## What if we make the random projection hashable?

Inspired by [HashAttention: Semantic Sparsity for Faster Inference](https://arxiv.org/pdf/2412.14468) by Aditya Desai et al.
### Random hashing:

We hash $Q$ and $K$ into $B$ buckets by using a random matrix $R \in \mathbb{R}^{d \times b/2}$ and taking $\argmax([xR; −xR])$. As per the Johnson-Lindenstrauss lemma, this maps $Q$ and $K$ into a $b/2$-dimensional space in a relative-distance preserving way.

Effectively, our vector $\vec{x} \in \mathbb{R}^d$ is projected to hash vector $\vec{x}_h \in \mathbb{R}^{b/2}$, and we take its dimension with the largest component as the hash index.

### Learnable hashing:

The model can learn its own hash functions that cluster together attendant queries/keys based on semantic similarity rather than vector distance (e.g this does processing work). We want to encourage two things:
1. Downstream performance
2. Balancing loss (to prevent degenerate solutions where all q/ks are mapped to the same hash index)
    a. Entropy regularization?
    b. Regularization on projection matrix (L1) to prevent one dim from dominating?

In [None]:
import torch
from torch.nn import functional as F


In [None]:
def vector_hash_fn(x: torch.Tensor, num_buckets: int, R: torch.Tensor) -> torch.Tensor:
    """
    x: (..., D)
    R: (D, b/2)
    """
    D = x.shape[-1]
    assert R.shape == (D, num_buckets // 2)
    return torch.argmax(torch.cat([x @ R, -x @ R], dim=-1), dim=-1)

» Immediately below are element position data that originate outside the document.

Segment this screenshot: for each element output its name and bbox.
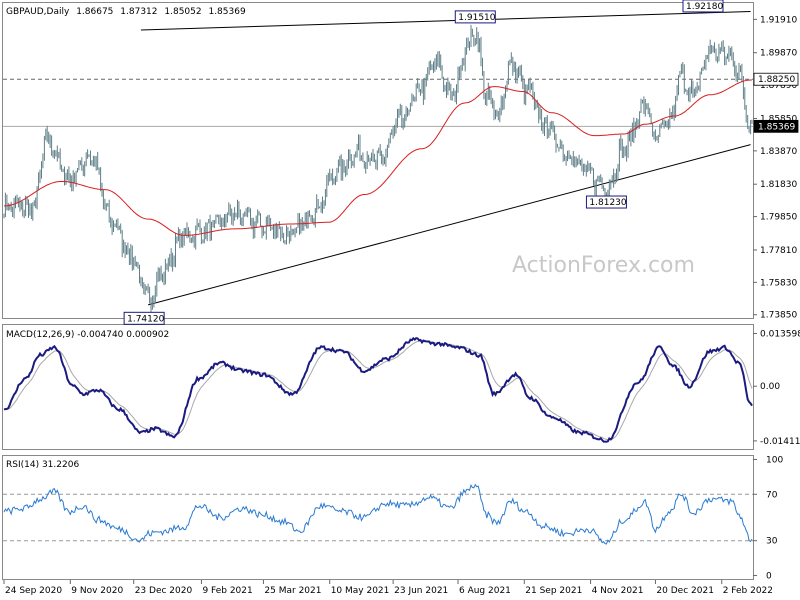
- price-bars: [3, 24, 753, 313]
- price-level-box-0: [753, 72, 799, 86]
- rsi-tick-1: 70: [766, 490, 778, 500]
- price-tick-0: 1.91910: [760, 15, 797, 25]
- macd-title: MACD(12,26,9) -0.004740 0.000902: [6, 330, 169, 340]
- price-tick-9: 1.73850: [760, 311, 797, 321]
- trendline-1: [147, 144, 751, 306]
- rsi-levels: [3, 493, 753, 542]
- symbol-label: GBPAUD,Daily: [6, 7, 70, 17]
- price-axis: 1.91910 1.89870 1.87890 1.85850 1.83870 1.818…: [753, 15, 799, 321]
- x-tick-2: 23 Dec 2020: [135, 586, 193, 596]
- trendline-0: [140, 11, 751, 31]
- x-tick-11: 2 Feb 2022: [723, 586, 773, 596]
- price-level-box-1: [753, 119, 799, 133]
- macd-axis: 0.013598 0.00 -0.014112: [753, 330, 800, 447]
- price-tick-4: 1.83870: [760, 147, 797, 157]
- rsi-tick-0: 100: [766, 455, 783, 465]
- rsi-title: RSI(14) 31.2206: [6, 460, 79, 470]
- annotation-1: 1.91510: [454, 10, 496, 24]
- annotation-label-0: 1.74120: [127, 314, 164, 324]
- price-tick-1: 1.89870: [760, 49, 797, 59]
- x-tick-0: 24 Sep 2020: [5, 586, 62, 596]
- watermark: ActionForex.com: [512, 253, 695, 278]
- rsi-axis: 100 70 30 0: [753, 455, 783, 582]
- price-title: GBPAUD,Daily 1.86675 1.87312 1.85052 1.8…: [6, 7, 246, 17]
- price-tick-5: 1.81830: [760, 180, 797, 190]
- annotation-3: 1.92180: [682, 0, 724, 13]
- ohlc-close: 1.85369: [208, 7, 245, 17]
- macd-tick-2: -0.014112: [760, 437, 800, 447]
- price-panel: [2, 2, 754, 319]
- price-tick-6: 1.79850: [760, 213, 797, 223]
- macd-tick-1: 0.00: [760, 382, 780, 392]
- x-tick-10: 20 Dec 2021: [656, 586, 714, 596]
- rsi-tick-2: 30: [766, 537, 778, 547]
- price-tick-7: 1.77810: [760, 246, 797, 256]
- rsi-tick-3: 0: [766, 572, 772, 582]
- x-tick-7: 6 Aug 2021: [459, 586, 511, 596]
- moving-average-line: [3, 79, 752, 236]
- price-tick-3: 1.85850: [760, 114, 797, 124]
- annotation-label-1: 1.91510: [458, 13, 495, 23]
- x-axis: 24 Sep 2020 9 Nov 2020 23 Dec 2020 9 Feb 20…: [3, 580, 773, 596]
- price-level-label-1: 1.85369: [758, 122, 795, 132]
- macd-panel: [2, 324, 754, 450]
- annotation-label-3: 1.92180: [686, 2, 723, 12]
- ohlc-low: 1.85052: [164, 7, 201, 17]
- macd-signal-line: [3, 340, 753, 441]
- price-level-label-0: 1.88250: [758, 75, 795, 85]
- price-tick-8: 1.75830: [760, 278, 797, 288]
- x-tick-9: 4 Nov 2021: [592, 586, 644, 596]
- trendlines: [140, 11, 751, 306]
- x-tick-8: 21 Sep 2021: [525, 586, 582, 596]
- x-tick-3: 9 Feb 2021: [202, 586, 252, 596]
- x-tick-1: 9 Nov 2020: [71, 586, 123, 596]
- ohlc-open: 1.86675: [76, 7, 113, 17]
- macd-line: [3, 336, 753, 443]
- rsi-panel: [2, 455, 754, 580]
- x-tick-6: 23 Jun 2021: [394, 586, 448, 596]
- price-tick-2: 1.87890: [760, 81, 797, 91]
- macd-tick-0: 0.013598: [760, 330, 800, 340]
- annotation-label-2: 1.81230: [589, 198, 626, 208]
- ohlc-high: 1.87312: [120, 7, 157, 17]
- price-levels: [3, 78, 753, 127]
- rsi-line: [3, 483, 753, 545]
- x-tick-4: 25 Mar 2021: [264, 586, 321, 596]
- price-ohlc-bars: [3, 24, 753, 313]
- annotation-2: 1.81230: [585, 195, 627, 209]
- x-tick-5: 10 May 2021: [331, 586, 390, 596]
- price-annotations: 1.74120 1.91510 1.81230 1.92180: [123, 0, 724, 325]
- annotation-0: 1.74120: [123, 311, 165, 325]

def get_vector_hash(D: int, num_buckets: int, device: torch.device = "cpu", dtype: torch.dtype = torch.bfloat16) -> torch.Tensor:
    R = torch.randn(D, num_buckets // 2, device = device, dtype = dtype)
    return lambda x: vector_hash_fn(x, num_buckets, R)

vector_hash = get_vector_hash(D = 10, num_buckets = 10)
vector_hash(torch.randn(50, 10, dtype = torch.bfloat16))